Hematoma Clinical Trial
Official title:
Bridge or Continue Coumadin for Device Surgery Randomized Controlled Trial (BRUISE CONTROL)
Many cardiac patients requiring device (defibrillator or pacemaker) related surgery are on chronic oral anticoagulation therapy (usually coumadin). The risk of blood clot formation related to stopping oral anti-coagulant therapy is currently managed by using bridging heparin therapy in patients with moderate to high risk of blood clot formation. There is a substantial risk of bleeding in the pocket where the device is situated (pocket hematoma)related to bridging therapy. The purpose of this study is to compare the current standard of care of bridging with heparin to an experimental strategy of continuing coumadin therapy in higher risk patients undergoing device surgery, with the hypothesis being that the continued oral anti-coagulation group will have a lower pocket hematoma rate as compared to the bridging with heparin group.

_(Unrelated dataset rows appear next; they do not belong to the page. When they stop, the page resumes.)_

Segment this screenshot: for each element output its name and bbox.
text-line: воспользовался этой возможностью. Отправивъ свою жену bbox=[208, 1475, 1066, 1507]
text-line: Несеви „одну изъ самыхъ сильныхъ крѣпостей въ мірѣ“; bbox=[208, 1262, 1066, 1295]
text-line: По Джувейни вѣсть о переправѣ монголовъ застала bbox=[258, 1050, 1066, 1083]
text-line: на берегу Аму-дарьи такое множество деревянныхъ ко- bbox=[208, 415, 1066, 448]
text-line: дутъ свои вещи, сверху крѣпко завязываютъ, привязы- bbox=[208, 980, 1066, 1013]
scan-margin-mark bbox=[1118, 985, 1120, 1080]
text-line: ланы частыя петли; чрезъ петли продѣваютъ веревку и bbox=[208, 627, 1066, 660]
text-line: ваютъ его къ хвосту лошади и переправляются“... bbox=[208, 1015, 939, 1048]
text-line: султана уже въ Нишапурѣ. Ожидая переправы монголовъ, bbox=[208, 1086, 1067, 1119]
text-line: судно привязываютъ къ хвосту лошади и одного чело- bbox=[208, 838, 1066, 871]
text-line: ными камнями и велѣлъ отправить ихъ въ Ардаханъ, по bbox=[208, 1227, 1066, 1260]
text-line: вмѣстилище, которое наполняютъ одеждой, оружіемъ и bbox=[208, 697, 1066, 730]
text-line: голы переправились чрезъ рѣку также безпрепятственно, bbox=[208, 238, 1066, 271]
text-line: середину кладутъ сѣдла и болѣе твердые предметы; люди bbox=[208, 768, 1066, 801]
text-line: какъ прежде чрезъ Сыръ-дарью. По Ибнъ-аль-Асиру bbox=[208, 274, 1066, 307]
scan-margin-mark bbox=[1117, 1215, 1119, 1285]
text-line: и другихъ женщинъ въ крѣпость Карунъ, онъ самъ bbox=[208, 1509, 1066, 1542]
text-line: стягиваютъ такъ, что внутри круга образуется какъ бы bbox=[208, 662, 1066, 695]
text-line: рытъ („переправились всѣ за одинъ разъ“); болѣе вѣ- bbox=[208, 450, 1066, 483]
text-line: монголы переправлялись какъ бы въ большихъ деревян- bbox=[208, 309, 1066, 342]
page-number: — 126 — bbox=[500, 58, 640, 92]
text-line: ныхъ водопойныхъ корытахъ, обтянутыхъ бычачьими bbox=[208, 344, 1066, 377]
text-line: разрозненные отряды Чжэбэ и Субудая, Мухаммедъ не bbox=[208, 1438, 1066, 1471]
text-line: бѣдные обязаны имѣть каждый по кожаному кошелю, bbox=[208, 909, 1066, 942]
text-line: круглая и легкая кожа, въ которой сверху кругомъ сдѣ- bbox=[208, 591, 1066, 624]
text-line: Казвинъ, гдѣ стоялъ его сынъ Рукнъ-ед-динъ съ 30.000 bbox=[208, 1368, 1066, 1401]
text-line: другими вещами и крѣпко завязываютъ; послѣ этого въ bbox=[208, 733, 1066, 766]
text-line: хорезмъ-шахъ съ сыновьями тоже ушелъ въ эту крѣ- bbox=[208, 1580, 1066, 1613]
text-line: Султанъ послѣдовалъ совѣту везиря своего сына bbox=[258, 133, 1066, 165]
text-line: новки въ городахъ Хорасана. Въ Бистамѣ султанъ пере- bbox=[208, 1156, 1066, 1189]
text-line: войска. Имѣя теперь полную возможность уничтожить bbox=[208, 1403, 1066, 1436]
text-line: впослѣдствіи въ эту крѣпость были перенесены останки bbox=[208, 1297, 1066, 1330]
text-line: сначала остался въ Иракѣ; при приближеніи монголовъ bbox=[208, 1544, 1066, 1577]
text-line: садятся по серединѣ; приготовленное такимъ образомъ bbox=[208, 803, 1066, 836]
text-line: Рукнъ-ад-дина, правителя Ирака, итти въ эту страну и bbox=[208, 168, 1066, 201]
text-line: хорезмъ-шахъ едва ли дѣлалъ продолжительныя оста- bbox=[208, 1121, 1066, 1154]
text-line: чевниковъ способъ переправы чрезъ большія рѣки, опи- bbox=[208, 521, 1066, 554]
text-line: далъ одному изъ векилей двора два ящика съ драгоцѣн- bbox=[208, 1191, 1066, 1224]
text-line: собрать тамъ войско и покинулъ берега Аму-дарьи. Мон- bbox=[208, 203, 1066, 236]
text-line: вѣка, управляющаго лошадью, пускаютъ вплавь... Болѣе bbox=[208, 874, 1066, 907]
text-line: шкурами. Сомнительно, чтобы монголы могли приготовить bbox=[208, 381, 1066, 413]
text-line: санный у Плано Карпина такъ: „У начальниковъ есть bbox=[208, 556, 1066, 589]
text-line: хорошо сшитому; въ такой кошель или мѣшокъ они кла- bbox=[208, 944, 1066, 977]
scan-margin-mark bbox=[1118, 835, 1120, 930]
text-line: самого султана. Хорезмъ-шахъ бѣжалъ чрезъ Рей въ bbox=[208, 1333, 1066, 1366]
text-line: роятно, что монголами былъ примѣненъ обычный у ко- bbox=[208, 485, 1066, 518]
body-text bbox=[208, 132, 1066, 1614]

Eligible patients will be equally randomized (1:1) to the Conventional/control arm (bridging
anti-coagulation)or to the Experimental arm (continued coumadin). In the Conventional arm
there are 2 options. Patients with greater than 5 days pre-implant will discontinue oral
anti-coagulant (coumadin) 5 days before the procedure,and start full therapeutic doses of
subcutaneous low molecular weight heparin (LMWH)3 days before the procedure. Patients with
less than 5 days to implant can be given Vitamin K at the investigator's discretion and start
full therapeutic doses of either subcutaneous LMWH or IV unfractionated Heparin (choice is at
investigator discretion) when the INR is below the therapeutic range for the patient (usually
greater than or equal to 2; 2.5 for some valve patients) and surgery to proceed when INR is
less than 1.6. Oral anti-coagulant (coumadin) will resume on the evening of the procedure.
Full dose LMWH injections or full dose IV heparin will be started 24 hours after surgery.
In the Experimental arm patients will continue on their oral anti-coagulant (coumadin). The
INR on the day of surgery will be < 3.0.
ASA will be continued in all patients. Plavix will be continued in patients with drug-eluting
stents.
Patients will be monitored for the development of any hematoma or bleeding event during
admission. There will be a unblinded team responsible for device implant and follow-up and a
blinded team responsible to monitor any bleeding events or hematoma and determine if it meets
the primary endpoint criteria for the study. The blinded team will have no knowledge of the
treatment arm and will be involved only if the patient develops a hematoma or bleeding event.
All hematomas and bleeding events will be followed until resolution.